Last time I was in New York I had to go to a studio visit in Bushwick and everybody in Manhattan was like, “Why do you want to go to Bushwick? There’s nothing there.” And Sure enough I came out of the subway to old crumbling brick buildings, empty lots surrounded by sheet metal and barbed wire, toughs hanging out at the corner and I thought, this is the real New York, this is like Welcome Back Cotter, this is Barney Miller. I loved it.
After my meeting I went to get a coffee at a new coffee place in an otherwise deserted block, and waiting in line I got talking to a guy who’s a reporter from the New York Times doing a story about Bushwick as the hot new neighborhood. And I’m thinking it’s already over. I’m here, you’re here and this is the beginning of the end for this neighborhood.

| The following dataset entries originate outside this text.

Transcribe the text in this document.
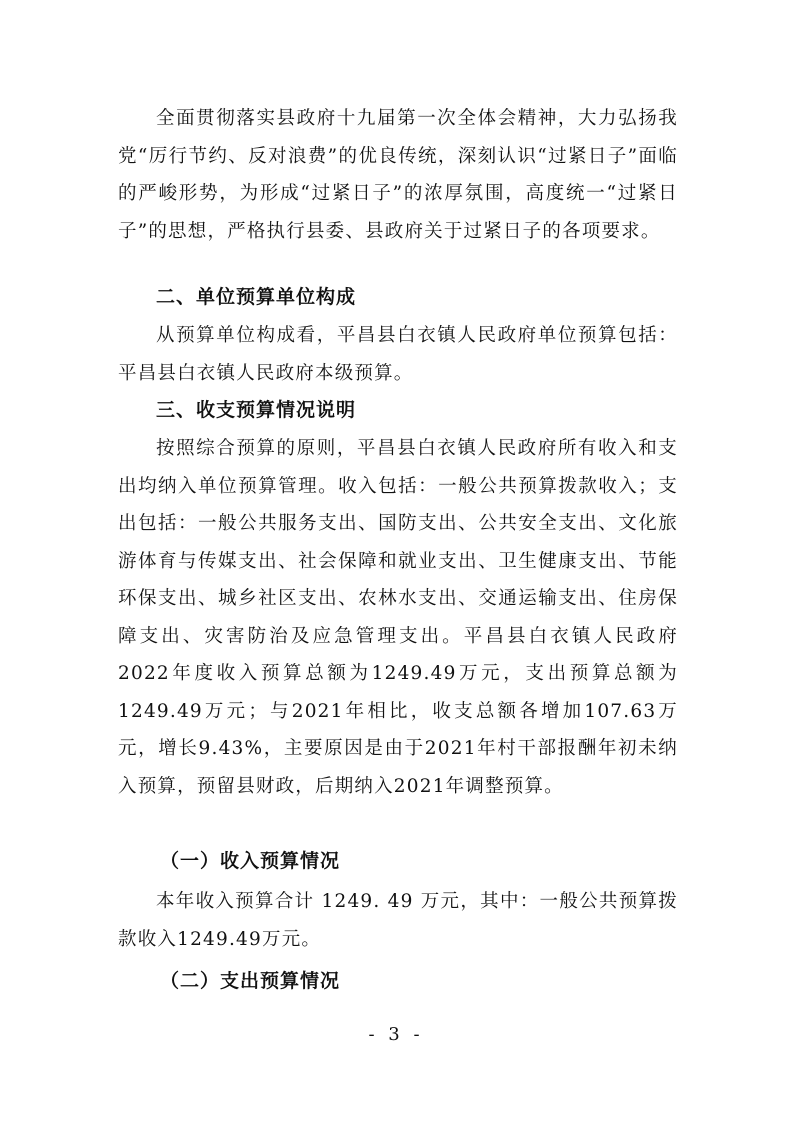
全面贯彻落实县政府十九届第一次全体会精神，大力弘扬我党“厉行节约、反对浪费”的优良传统，深刻认识“过紧日子”面临的严峻形势，为形成“过紧日子”的浓厚氛围，高度统一“过紧日子”的思想，严格执行县委、县政府关于过紧日子的各项要求。

二、单位预算单位构成

从预算单位构成看，平昌县白衣镇人民政府单位预算包括：平昌县白衣镇人民政府本级预算。

三、收支预算情况说明

按照综合预算的原则，平昌县白衣镇人民政府所有收入和支出均纳入单位预算管理。收入包括：一般公共预算拨款收入；支出包括：一般公共服务支出、国防支出、公共安全支出、文化旅游体育与传媒支出、社会保障和就业支出、卫生健康支出、节能环保支出、城乡社区支出、农林水支出、交通运输支出、住房保障支出、灾害防治及应急管理支出。平昌县白衣镇人民政府2022年度收入预算总额为1249.49万元，支出预算总额为1249.49万元；与2021年相比，收支总额各增加107.63万元，增长9.43%，主要原因是由于2021年村干部报酬年初未纳入预算，预留县财政，后期纳入2021年调整预算。

（一）收入预算情况

本年收入预算合计 1249. 49 万元，其中：一般公共预算拨款收入1249.49万元。

（二）支出预算情况
- 3 -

What do you do, when rents are so high that you move to these otherwise ignored neighborhoods, and just by moving there you become part of it’s downfall? By trying to take advantage of cheap real estate you make it unaffordable for the people who live there in the first place?
This is not just a New York problem. It’s an everywhere problem. Sometimes even in smaller towns. As artists, musicians, designers etc we usually try to distance ourselves from the whole gentrification issue. We always play victim. It’s always someone else who’s gentrifying, but we are part of the problem. We are the first gentrifiers.